見つめる方向として各筋の働きは次のようになります。
(A)左側へ:右眼は内直筋、左眼は外直筋:Z軸回旋を伴わない
(B)右側へ:右眼は外直筋、左眼は内直筋:Z軸回旋を伴わない
(C)左上へ:右眼は上直筋、左眼は下斜筋:時計方向に回旋
(D)左下へ:右眼は下直筋、左眼は上斜筋:反時計方向に回旋
(E)右上へ:右眼は下斜筋、左眼は上直筋:反時計方向に回旋
(F)右下へ:右目は上斜筋、左眼は下直筋:時計方向に回旋
(G)上側へ:どちらも上直筋と下斜筋の共同作業:Z軸回旋を伴わない
(H)下側へ:どちらも下直筋と上斜筋の共同作業:Z軸回旋を伴わない

 

 

 

 

 

 

図4
動画で示したのは3DCGでしたが、これを3Dプリンタで現実世界に作りました。
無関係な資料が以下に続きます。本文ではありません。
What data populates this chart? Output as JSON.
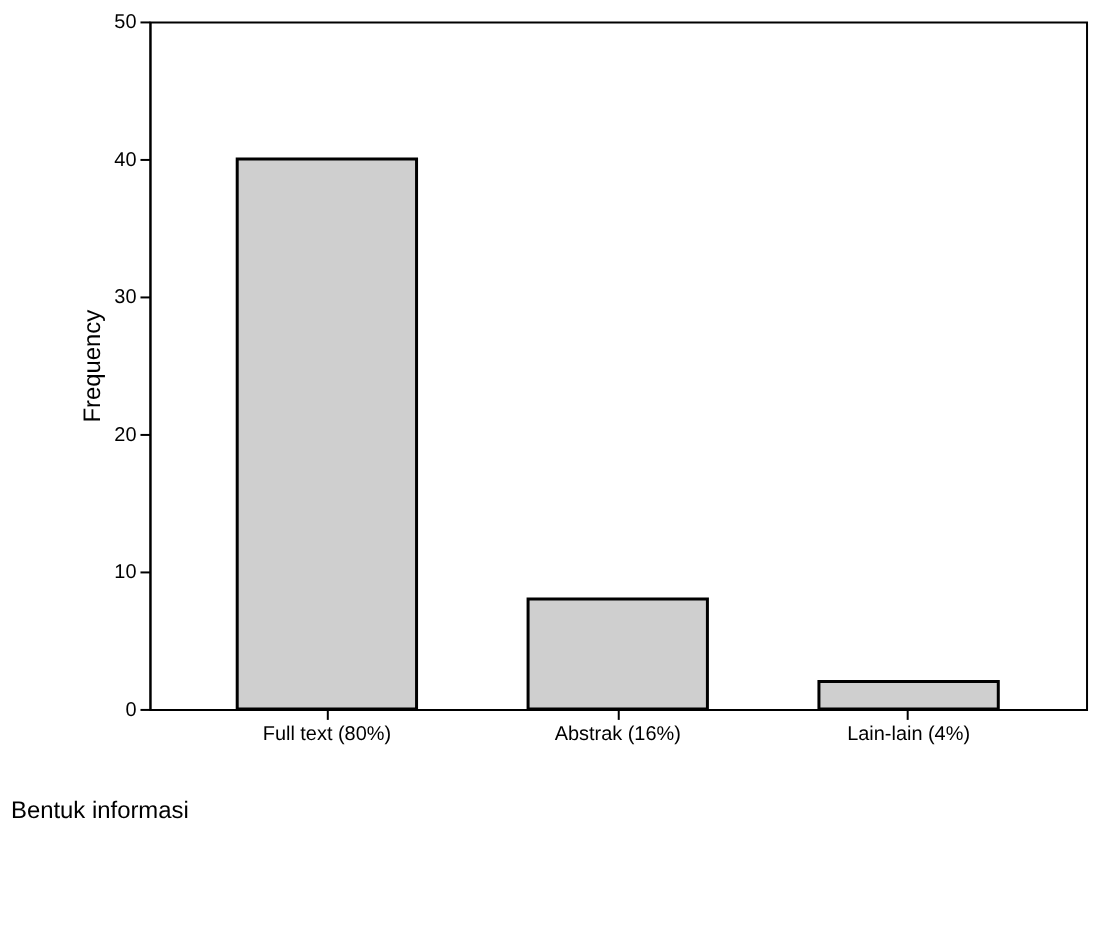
{
  "chart_data": {
    "type": "bar",
    "categories": [
      "Full text (80%)",
      "Abstrak (16%)",
      "Lain-lain (4%)"
    ],
    "values": [
      40,
      8,
      2
    ],
    "color": "#cfcfcf",
    "xlabel": "Bentuk informasi",
    "ylabel": "Frequency",
    "ylim": [
      0,
      50
    ],
    "yticks": [
      0,
      10,
      20,
      30,
      40,
      50
    ],
    "grid": false,
    "legend": false
  }
}
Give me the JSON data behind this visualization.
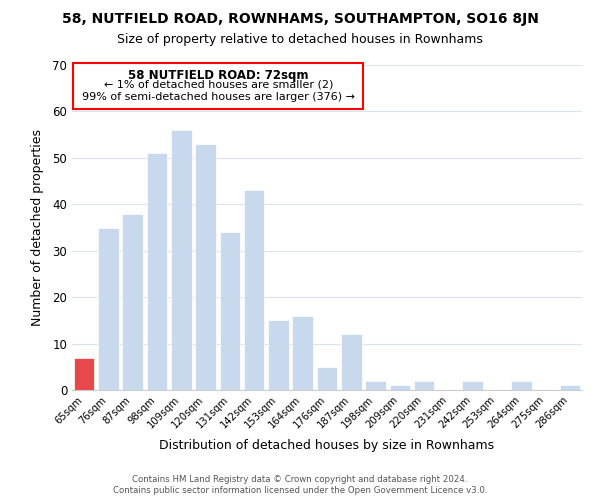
{
  "title": "58, NUTFIELD ROAD, ROWNHAMS, SOUTHAMPTON, SO16 8JN",
  "subtitle": "Size of property relative to detached houses in Rownhams",
  "xlabel": "Distribution of detached houses by size in Rownhams",
  "ylabel": "Number of detached properties",
  "bar_labels": [
    "65sqm",
    "76sqm",
    "87sqm",
    "98sqm",
    "109sqm",
    "120sqm",
    "131sqm",
    "142sqm",
    "153sqm",
    "164sqm",
    "176sqm",
    "187sqm",
    "198sqm",
    "209sqm",
    "220sqm",
    "231sqm",
    "242sqm",
    "253sqm",
    "264sqm",
    "275sqm",
    "286sqm"
  ],
  "bar_values": [
    7,
    35,
    38,
    51,
    56,
    53,
    34,
    43,
    15,
    16,
    5,
    12,
    2,
    1,
    2,
    0,
    2,
    0,
    2,
    0,
    1
  ],
  "bar_color": "#C8D9ED",
  "highlight_bar_color": "#E8474C",
  "highlight_index": 0,
  "ylim": [
    0,
    70
  ],
  "yticks": [
    0,
    10,
    20,
    30,
    40,
    50,
    60,
    70
  ],
  "annotation_title": "58 NUTFIELD ROAD: 72sqm",
  "annotation_line1": "← 1% of detached houses are smaller (2)",
  "annotation_line2": "99% of semi-detached houses are larger (376) →",
  "footer_line1": "Contains HM Land Registry data © Crown copyright and database right 2024.",
  "footer_line2": "Contains public sector information licensed under the Open Government Licence v3.0.",
  "bg_color": "#FFFFFF",
  "grid_color": "#D8E4F0",
  "bar_edge_color": "#FFFFFF"
}
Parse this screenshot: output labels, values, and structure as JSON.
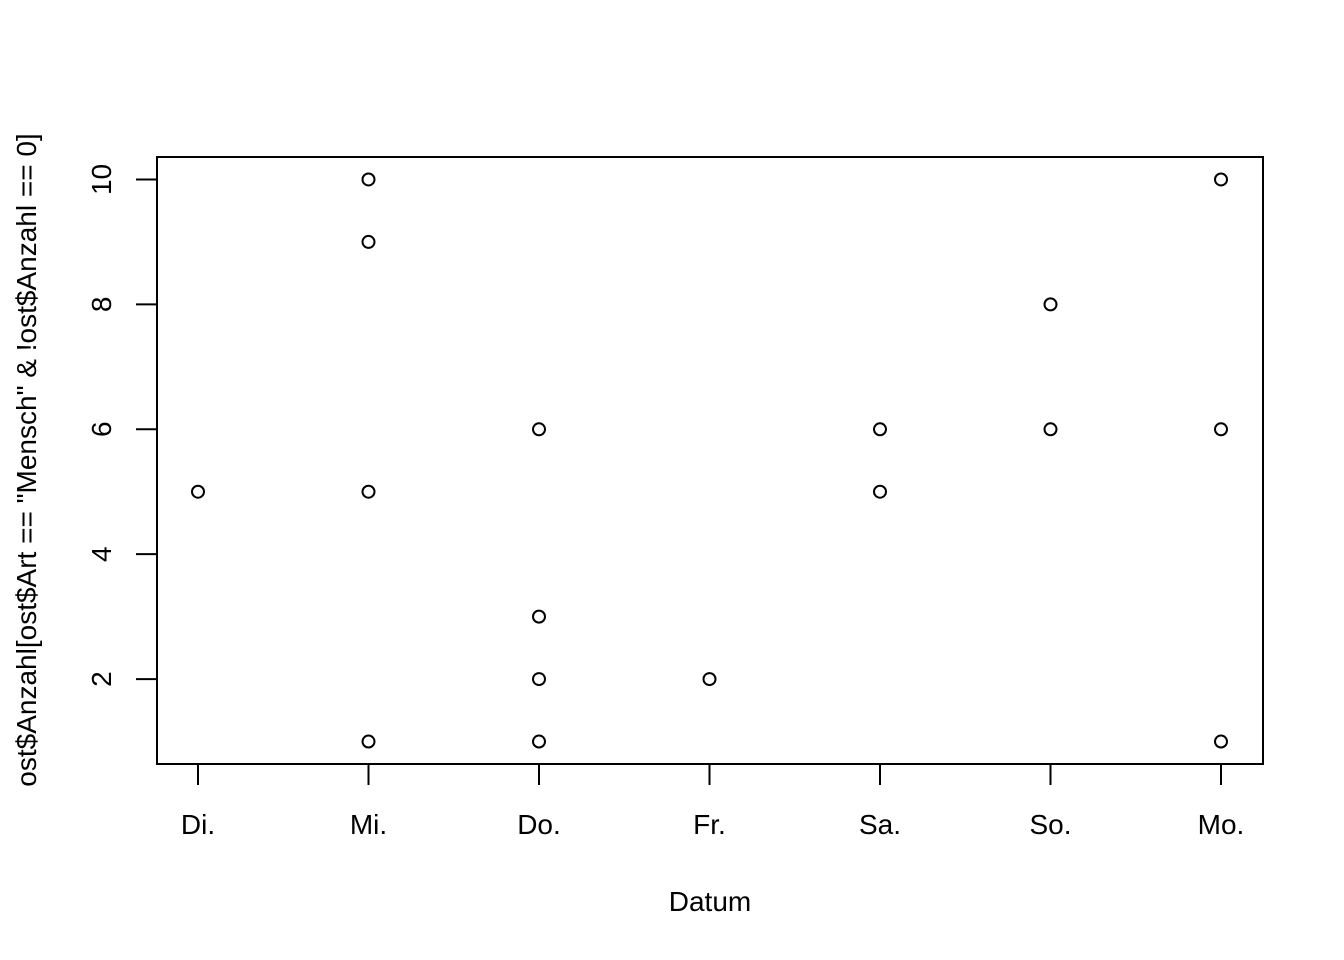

これを手に持って動かしてみることで、各筋の作用により眼球の動く方向を理解することが出来ます。眼球を真球と考え、X軸に垂直な平面と眼球が交わる線をX0、Y軸に垂直な平面と眼球が交わる線をY0、Z軸に垂直な平面と眼球が交わる線をZ0とします。Z0より少し前にあるZ1とX0の交点に上直筋および下直筋が付着しています。Z0より少し後にあるZ2とX0の交点に上斜筋と下斜筋が付着しています。このことで、眼球のZ軸まわりの回旋を含めた様々な動きが生じます。